The result of all this? Life changed, especially for the poor. Tarachand Solanki, a man who quit drinking and loitering on Rani Maria’s urging, worked with her during her three years in his village, now renamed Anand Nagar (“city of joy”), in the state’s Dewas District of Madhya Pradesh. He says: “Our village used to be known as KaalaPani(‘black water’) before Sr. Rani Maria came, but she turned it into a joyful place.
Symbol Of Love
As the news spread about her assassination, the entire Christian community in Indore and beyond, social activists and people of good-will stood up to protest. A large number of people participated in her funeral procession from Indore to Udainagar.
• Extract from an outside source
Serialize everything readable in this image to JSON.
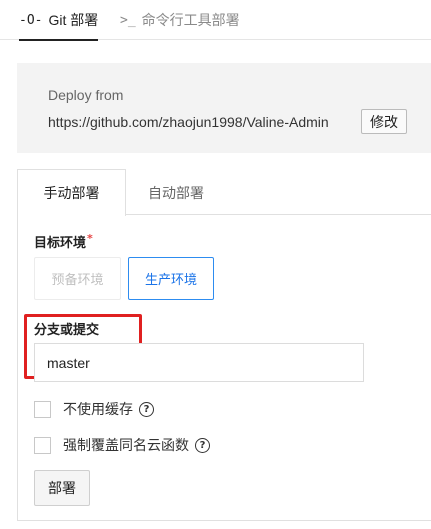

Since then, her tomb in Udainagar has become a symbol of love, service and sacrifice. It has become a place of prayer and pilgrimage. Many cherish her memory and use it as a powerful symbol of engaging themselves to liberate the oppressed. Through her courageous life and death, she has sown the seed of love, justice and brotherhood in many hearts.
Rani Maria’s provincial superior, Sr. Princy Rose, said her work affected around 20,000 people living in 15 villages. “She was committed to the Gospel and lived accordingly. Her intimacy with God helped her never to succumb to pressure from moneylenders and landlords. She has proved that we can live the Gospel even at a time the country faces serious persecutions and attacks. She showed us how to live the Gospel practically.”
If her death inspired many more sisters to work for the poor, her beatification will further inspire many other men and women, religious and not, to dedicate themselves zealously for the cause of the marginalised. There can be no better tribute to Blessed Rani Maria than this.